Tech Wars
Bogotá, Colombia.
Guillermo Valencia A
Noise: The trade war between the United States and China.
Signal: The economy of Internet is far greater than the economy backed by any sovereign state. It’s bigger than the US, China and the Eurozone. The way these sovereign states choose to handle the Internet going forward will play a monumental role in determining the new rules of the global economy.
We see many possible outcomes from the interactions between individual nations and the Internet.
The US and Eurozone will enforce antitrust and privacy protection laws against the tech giants (AMZN, GOOGL, FB, NFLX).
This will promote further decentralization of the Internet. This is very positive for the development of blockchain ecosystems and other technologies that are empowered by decentralization.
The China approach is different. The governing party wants more control over companies like Alibaba, Tencent and Baidu. For them, these companies are a powerful platform for political control.
This trend will slow decentralization, producing more centralization. The price of extreme centralization is fragility.
Hierarchical transaction costs are higher than decentralized infrastructures. China needs Artificial Intelligence (AI) in order to decrease their transaction costs.

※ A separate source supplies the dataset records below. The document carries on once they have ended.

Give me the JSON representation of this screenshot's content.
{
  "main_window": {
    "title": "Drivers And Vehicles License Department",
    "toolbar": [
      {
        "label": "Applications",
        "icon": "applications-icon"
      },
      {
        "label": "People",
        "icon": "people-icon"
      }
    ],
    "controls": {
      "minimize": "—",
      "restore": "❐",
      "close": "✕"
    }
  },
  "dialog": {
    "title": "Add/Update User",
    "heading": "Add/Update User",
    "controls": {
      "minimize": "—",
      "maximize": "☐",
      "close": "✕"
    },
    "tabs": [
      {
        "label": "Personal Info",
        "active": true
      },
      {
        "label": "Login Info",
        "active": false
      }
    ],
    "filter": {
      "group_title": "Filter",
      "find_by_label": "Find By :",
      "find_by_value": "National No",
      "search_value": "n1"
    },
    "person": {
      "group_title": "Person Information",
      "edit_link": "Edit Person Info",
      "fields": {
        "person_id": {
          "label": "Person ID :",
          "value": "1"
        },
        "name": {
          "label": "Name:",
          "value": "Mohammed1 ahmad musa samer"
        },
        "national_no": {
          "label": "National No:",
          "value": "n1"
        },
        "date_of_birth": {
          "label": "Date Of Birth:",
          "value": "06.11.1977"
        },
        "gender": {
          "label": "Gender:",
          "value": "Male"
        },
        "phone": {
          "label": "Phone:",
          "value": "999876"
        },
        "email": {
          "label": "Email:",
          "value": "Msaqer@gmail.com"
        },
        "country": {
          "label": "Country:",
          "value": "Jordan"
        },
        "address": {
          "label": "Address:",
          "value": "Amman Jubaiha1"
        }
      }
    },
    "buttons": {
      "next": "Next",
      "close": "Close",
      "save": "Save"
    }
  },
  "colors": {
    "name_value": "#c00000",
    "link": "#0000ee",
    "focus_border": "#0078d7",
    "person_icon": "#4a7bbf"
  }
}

China sees AI as a way to overcome the technological superiority of the US. We see this as a tremendous driver for a bull market in AI related companies in China, including Cambricon (NVIDIA competitor), Mobvoi (focus on voice recognition), UBTECH Robotics (Intelligent Humanoid Service Robots).
The US will also react. We expect to see a program at least the size of NASA focused on artificial intelligence, if not much larger. The big tech players will be important stakeholders in the initiative process and developers of these intelligence services.
There are many reminders of the the Cold War Era, but the race isn’t for space this time. The race is to conquer AI. The geopolitical arena will dominated by cyber warfare.
Terminator kind of propaganda could trigger a very strong anti-tech sentiment. Machines vs. Humans will be part of the speech of many populists. Deficits will affect the purchasing power of many developed countries.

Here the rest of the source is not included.